Witnesses and evidence to these crimes are aging and time is of the essence. It is imperative to bring murderers to justice, even if several decades have passed since these crimes aimed at intimidating all those fighting for civil rights in our Nation were committed. This was proven by the historic 2005 conviction of Edgar Ray Killen for the 1964 deaths of three Civil Rights workers, Andrew Goodman, James Chaney, and Michael Schwerner, and the 1994 conviction of Byron De La Beckwith for the murder of Medgar Evers more than 30 years earlier.
This bill creates two new offices within the Department of Justice whose sole purpose is to investigate these crimes. The Unsolved Civil Rights Crime Investigative Office, a new FBI office headed by a Chief Investigator, will aggressively investigate pre-1970 cases in coordination with state and local law enforcement officials that resulted in death and remain unsolved. This office will do everything possible to make certain those who have committed these murders are brought to justice. The Unsolved Crimes Section, a new office within the Civil Rights Division of the Department of Justice, will focus specifically on prosecuting these cases. If a crime other than murder is discovered during the course of an inquiry it will be referred to the appropriate law enforcement officials.

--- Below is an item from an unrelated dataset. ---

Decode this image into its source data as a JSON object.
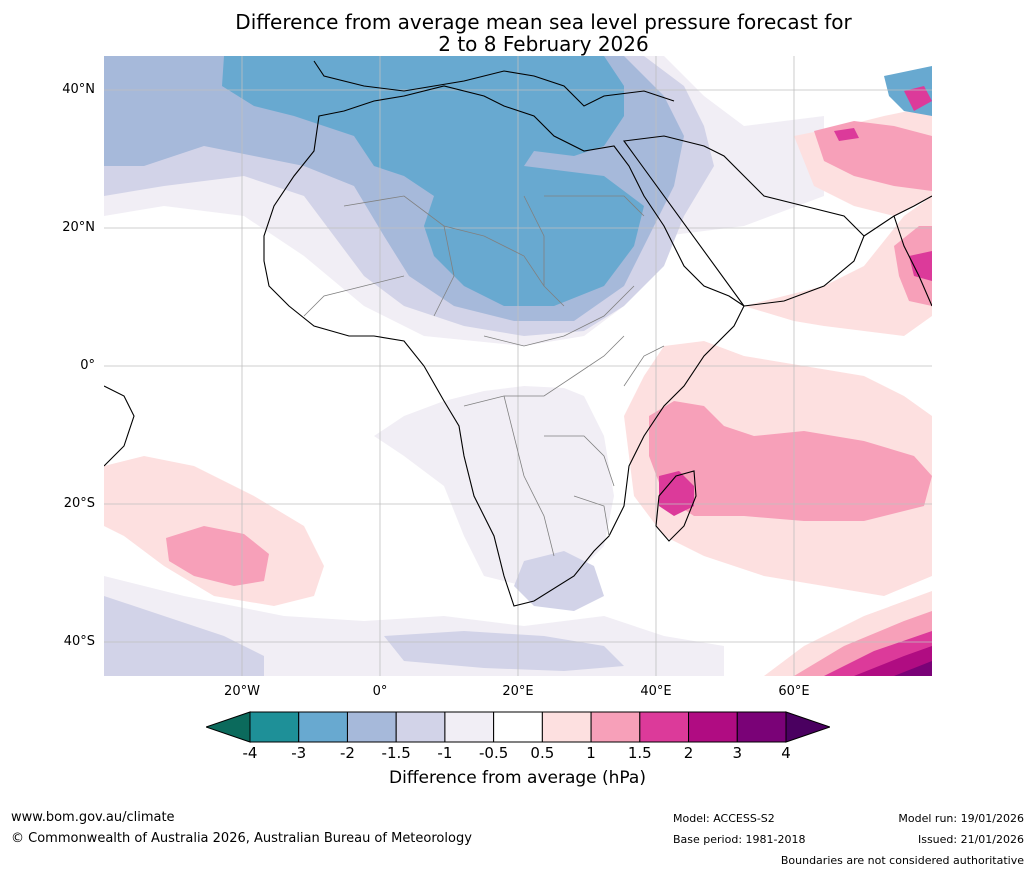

The Section will report its findings to Congress annually on September 30th, the end of the federal fiscal year.
The bill authorizes $11.5 million in annual appropriations: $5 million for the Unsolved Crimes Section, $5 million for the Unsolved Civil Rights Crime Investigative Office and $1.5 million for Community Relations Service of the Department of Justice to work with local communities in identifying these cases.
The NAACP put pressure on Congress to include language in the law, which was accepted, to ensure that any funds used for these new endeavors are not taken out of funds for investigating current hate crimes.